Carleton, A Tale of Seventeen Hundred and Seventy-Six. Two volumes. Philadelphia: Lea & Blanchard.
We have heard this novel attributed to a gentleman of Philadelphia, and also to a citizen of New York. The question appears to be a moot one still, but, like many other moot points, is one of amazingly little importance. The book seems to be the composition of a young man, well educated in consonance with some of those Pharisaical literary creeds which are all-potent in deadening the higher powers in favor of the common-place. He has been taught propriety as the chief of the cardinal virtues, and instructed to regard originality as the sum total of the cardinal sins. His peculiar intellect, at the same time, has been a soil precisely adapted for the seed sown. In regard to “Carleton,” we may say in its behalf that its style is strikingly correct, and that its incidents and its reflections never, even by accident, startle us into unpleasant excitement. With this peace-offering upon the shrine of the decorous, we now take the liberty of throwing the book out of the window.
Lives of the Queens of England, from the Norman Conquest; With Anecdotes of their Courts; Now first Published from Official Records and Other Authentic Documents, Private as well as Public. From the Second London Edition, with Corrections and Additions. By Agnes Strickland. Vols. 1 and 2. Lea & Blanchard. Philadelphia.
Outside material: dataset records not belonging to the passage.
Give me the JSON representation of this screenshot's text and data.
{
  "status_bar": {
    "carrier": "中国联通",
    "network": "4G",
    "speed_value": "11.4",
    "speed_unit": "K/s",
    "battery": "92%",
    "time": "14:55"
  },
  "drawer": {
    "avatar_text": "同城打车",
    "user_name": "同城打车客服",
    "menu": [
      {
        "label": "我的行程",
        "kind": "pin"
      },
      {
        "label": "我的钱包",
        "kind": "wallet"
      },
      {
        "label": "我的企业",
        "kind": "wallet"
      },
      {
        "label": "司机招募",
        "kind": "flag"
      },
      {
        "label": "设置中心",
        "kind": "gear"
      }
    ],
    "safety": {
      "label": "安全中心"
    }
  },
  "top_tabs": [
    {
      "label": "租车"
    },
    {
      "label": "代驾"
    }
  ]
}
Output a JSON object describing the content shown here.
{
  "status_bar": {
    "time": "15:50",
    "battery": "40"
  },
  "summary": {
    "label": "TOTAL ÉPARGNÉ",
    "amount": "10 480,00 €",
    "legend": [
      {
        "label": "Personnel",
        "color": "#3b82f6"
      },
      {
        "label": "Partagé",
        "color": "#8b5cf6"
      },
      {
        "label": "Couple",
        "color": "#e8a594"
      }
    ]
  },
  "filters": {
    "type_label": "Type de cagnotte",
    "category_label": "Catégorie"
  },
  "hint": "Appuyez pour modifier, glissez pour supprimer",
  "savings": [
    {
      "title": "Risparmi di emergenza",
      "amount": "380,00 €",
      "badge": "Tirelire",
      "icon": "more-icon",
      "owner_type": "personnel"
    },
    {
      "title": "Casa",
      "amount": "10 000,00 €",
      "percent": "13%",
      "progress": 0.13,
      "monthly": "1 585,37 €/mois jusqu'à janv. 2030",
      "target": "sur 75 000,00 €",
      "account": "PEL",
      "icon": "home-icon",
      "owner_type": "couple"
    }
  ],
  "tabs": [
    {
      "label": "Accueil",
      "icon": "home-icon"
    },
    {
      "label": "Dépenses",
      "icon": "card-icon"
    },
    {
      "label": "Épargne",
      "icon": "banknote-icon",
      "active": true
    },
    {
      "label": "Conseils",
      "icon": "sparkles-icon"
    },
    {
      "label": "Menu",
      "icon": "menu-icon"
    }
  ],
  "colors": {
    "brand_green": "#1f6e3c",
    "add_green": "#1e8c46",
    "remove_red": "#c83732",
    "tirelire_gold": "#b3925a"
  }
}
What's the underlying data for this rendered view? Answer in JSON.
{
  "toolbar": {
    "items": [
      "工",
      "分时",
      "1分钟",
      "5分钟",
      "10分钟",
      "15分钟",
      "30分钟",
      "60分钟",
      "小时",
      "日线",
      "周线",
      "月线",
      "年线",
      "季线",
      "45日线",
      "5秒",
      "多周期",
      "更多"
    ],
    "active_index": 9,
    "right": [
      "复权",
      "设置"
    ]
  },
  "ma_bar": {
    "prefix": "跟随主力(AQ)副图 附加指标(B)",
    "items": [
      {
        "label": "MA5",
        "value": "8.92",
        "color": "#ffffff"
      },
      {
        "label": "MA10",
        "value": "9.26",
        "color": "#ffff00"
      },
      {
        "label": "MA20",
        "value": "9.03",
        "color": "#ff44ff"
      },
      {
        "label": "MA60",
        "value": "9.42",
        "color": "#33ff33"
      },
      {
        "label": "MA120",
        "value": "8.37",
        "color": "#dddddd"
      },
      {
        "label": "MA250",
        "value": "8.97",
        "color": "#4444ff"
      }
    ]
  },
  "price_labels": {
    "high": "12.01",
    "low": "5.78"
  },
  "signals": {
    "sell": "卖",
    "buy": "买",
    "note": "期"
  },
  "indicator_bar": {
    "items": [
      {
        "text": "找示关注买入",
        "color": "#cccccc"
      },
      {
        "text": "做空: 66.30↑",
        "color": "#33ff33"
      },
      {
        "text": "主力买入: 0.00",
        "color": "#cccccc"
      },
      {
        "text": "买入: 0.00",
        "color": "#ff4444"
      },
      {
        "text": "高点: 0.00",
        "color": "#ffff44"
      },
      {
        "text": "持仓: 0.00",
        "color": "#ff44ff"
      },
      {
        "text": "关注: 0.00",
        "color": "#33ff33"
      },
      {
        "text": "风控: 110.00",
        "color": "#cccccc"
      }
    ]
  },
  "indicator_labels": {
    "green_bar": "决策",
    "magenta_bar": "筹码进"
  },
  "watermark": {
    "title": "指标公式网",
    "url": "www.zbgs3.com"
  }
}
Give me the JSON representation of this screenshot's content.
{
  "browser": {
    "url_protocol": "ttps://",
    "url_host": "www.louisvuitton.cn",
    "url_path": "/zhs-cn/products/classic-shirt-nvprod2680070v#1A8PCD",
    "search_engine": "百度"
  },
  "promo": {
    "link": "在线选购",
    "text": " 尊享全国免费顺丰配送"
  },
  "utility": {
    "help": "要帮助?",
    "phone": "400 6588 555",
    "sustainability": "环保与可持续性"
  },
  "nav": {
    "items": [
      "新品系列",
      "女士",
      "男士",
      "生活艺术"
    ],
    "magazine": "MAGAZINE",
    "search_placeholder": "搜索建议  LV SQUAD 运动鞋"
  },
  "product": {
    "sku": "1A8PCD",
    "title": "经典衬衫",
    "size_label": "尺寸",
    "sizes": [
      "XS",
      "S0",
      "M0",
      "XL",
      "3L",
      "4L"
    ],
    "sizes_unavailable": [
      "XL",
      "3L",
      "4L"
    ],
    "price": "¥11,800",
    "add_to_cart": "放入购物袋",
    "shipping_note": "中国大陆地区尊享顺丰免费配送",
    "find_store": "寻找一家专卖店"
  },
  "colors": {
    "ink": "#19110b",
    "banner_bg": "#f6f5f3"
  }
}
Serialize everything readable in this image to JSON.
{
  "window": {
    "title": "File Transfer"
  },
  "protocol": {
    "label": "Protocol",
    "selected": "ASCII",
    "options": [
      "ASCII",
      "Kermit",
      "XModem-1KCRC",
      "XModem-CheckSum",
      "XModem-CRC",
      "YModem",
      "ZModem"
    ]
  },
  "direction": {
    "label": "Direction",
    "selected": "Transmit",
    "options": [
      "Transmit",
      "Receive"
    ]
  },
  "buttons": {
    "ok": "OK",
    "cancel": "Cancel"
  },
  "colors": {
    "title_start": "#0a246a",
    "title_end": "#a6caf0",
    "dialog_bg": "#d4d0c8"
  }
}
This book has been well received in England, and justly so. Its design is obviously good, and its execution does honor to the fair author—for in this instance it is scarcely right to call her a compiler. The work is quite as original as any similar work can be. The task of composing it has been an arduous one indeed; and there are few women who could have accomplished it, as we see it accomplished. The ground upon which Mrs. Strickland has so boldly yet judiciously ventured is one hitherto unbroken, and, although she has trodden among flowers, she has not escaped the delving drudgery of the pioneer. In short, a deep research has been demanded for this labor, in quarters far out of the reach of the ordinary investigator.
The title, although comprehensive, does not fully indicate the book. We have not only the Lives of the Queens from the Norman Conquest, but, in the Introduction, notices of the ancient British and Saxon ones. The Empress Matilda is included among the former; although she has never been so ranked by any previous historian. In this our author is fully justified, however; for Matilda, who herself claimed no title beyond that of “Domina of England,” was queen de jure, and, in a historical view, a monarch of high importance, as the mother of the Plantagenets, and the uniting link of the Anglo-Saxon and Anglo-Norman dynasties. The materials of which her memoir is composed are derived chiefly from Norman and Latin chronicles, never before translated.
These volumes are sufficiently well done in a mechanical point of view. The lithograph portrait of Matilda, however, is greasy and ineffective, and typographical blunders obscure the meaning of many important passages. In the very first paragraph of the Introduction, for instance, we have Solent fæminrum ductu bellare; a sentence which we are quite sure was never put together by Tacitus, from whose Life of Agricola it is taken.
The book, upon the whole, is one of rich interest and value, and must find a place in every historical library.